X changes its terms to bar training of AI models using its content
Platform vs. individual control over AI training
- Several commenters argue that if a platform can ban training on “its” corpus, individual artists and authors should have the same practical power.
- Others note that large entities (e.g., news orgs, big platforms) can afford monitoring and lawsuits, while individual creators usually can’t.
- There is disagreement on whether social media should assert such rights: some want it to set a precedent against AI training, others see it as corporate enclosure of a public commons.
Legal uncertainty and fair use
- Extended back-and-forth on whether training on publicly available content is fair use.
- Clarifications that in U.S. law, fair use is an affirmative defense the model trainer must raise, not something plaintiffs must disprove upfront.
- One side views training on copyrighted works (especially paid books) as clear piracy, especially when models can reproduce long passages.
- Others stress that human art is derivative too; they distinguish between (1) training and private use vs. (2) distributing a model that can substitute for the source.
- Multiple people argue current copyright law is ill-suited for LLMs and will likely be overhauled.

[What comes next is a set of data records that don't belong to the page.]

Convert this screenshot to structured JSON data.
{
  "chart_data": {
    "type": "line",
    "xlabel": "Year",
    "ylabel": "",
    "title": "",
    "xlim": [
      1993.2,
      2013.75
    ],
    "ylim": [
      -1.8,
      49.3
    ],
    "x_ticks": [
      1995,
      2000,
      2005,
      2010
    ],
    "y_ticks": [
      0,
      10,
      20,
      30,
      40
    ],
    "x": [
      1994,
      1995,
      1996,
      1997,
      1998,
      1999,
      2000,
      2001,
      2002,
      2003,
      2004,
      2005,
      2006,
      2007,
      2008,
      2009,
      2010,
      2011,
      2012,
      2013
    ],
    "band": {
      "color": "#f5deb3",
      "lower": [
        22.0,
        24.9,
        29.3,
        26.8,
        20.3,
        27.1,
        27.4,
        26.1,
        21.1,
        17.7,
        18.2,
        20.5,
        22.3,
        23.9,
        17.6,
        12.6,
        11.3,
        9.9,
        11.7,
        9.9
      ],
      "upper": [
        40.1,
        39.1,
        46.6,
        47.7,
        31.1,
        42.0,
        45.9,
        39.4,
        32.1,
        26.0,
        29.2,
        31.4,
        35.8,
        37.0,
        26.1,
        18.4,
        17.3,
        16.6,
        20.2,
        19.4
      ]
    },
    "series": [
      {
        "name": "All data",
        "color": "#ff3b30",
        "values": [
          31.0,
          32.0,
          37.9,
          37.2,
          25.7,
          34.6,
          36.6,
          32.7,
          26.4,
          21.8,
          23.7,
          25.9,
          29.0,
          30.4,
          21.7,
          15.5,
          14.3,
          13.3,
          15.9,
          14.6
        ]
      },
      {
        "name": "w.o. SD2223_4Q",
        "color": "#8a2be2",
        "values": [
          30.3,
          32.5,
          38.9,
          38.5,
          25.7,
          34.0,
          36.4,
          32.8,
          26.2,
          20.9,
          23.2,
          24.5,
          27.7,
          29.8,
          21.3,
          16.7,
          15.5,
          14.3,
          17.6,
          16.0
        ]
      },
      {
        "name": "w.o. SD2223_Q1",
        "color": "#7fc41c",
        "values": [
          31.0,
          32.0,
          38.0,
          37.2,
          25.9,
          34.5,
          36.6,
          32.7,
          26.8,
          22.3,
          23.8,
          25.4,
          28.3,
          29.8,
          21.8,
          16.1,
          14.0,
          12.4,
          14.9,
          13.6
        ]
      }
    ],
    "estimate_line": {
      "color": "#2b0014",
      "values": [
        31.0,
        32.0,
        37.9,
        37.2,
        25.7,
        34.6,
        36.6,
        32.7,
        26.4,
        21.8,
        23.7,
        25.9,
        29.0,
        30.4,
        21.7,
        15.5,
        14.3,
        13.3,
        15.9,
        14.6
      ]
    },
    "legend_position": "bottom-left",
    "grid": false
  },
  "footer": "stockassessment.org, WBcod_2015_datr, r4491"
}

Technical and practical enforceability
- Skepticism that ToS can meaningfully stop scraping; crawlers don’t read ToS and clandestine data brokers already route traffic through user devices.
- Suggestion for a web standard (HTML tag or robots.txt directive) for “no training,” plus harsh legal penalties for violators.
- Counterarguments: trivial workarounds via intermediaries, likely “Do Not Track 2.0” non-enforcement, and difficulties proving knowledge of illicit data origins.
Ethical and societal debate about AI
- One camp wants to halt or heavily restrict training, citing environmental damage, biodiversity loss, and techno-overreach.
- Another camp wants maximal acceleration (drug discovery, longevity, space colonization), viewing human existence as brief and expendable compared to potential progress.
- Some explicitly prefer preserving the natural world over advancing human technology.
Copyright duration, public-domain corpora, and FOSS
- Long discussion of excessive copyright terms (e.g., life+70) vs. benefits of a shorter term like 50 years from publication.
- Notes that copyright underpins GPL and other open-source licenses; shortening terms would also affect Linux and FOSS, not just media conglomerates.
- Interest in AI models trained purely on public-domain or clearly licensed datasets (pre-1926 texts, PG19, “lawful” coding corpora).
Business motives and Musk/X specifics
- Some see X’s move as protecting xAI’s exclusive access to X’s data, not as a principled defense of user rights.
- Others think cutting off AI customers is odd financially but consistent if X’s main value is feeding xAI.
- Recurrent criticism of corporate hypocrisy: platforms extract and monetize user content while restricting others’ use.
User compensation and data rights
- Calls for mechanisms (e.g., “VAT for content,” revenue-sharing, residuals) that pay contributors whose data trains profitable models.
- Back-of-the-envelope math suggests most individuals would get trivial sums, but some see symbolic or structural value in the idea.
- GDPR is cited as offering stronger notions of data ownership/consent than typical U.S. frameworks, but public-space and usage carve-outs still apply.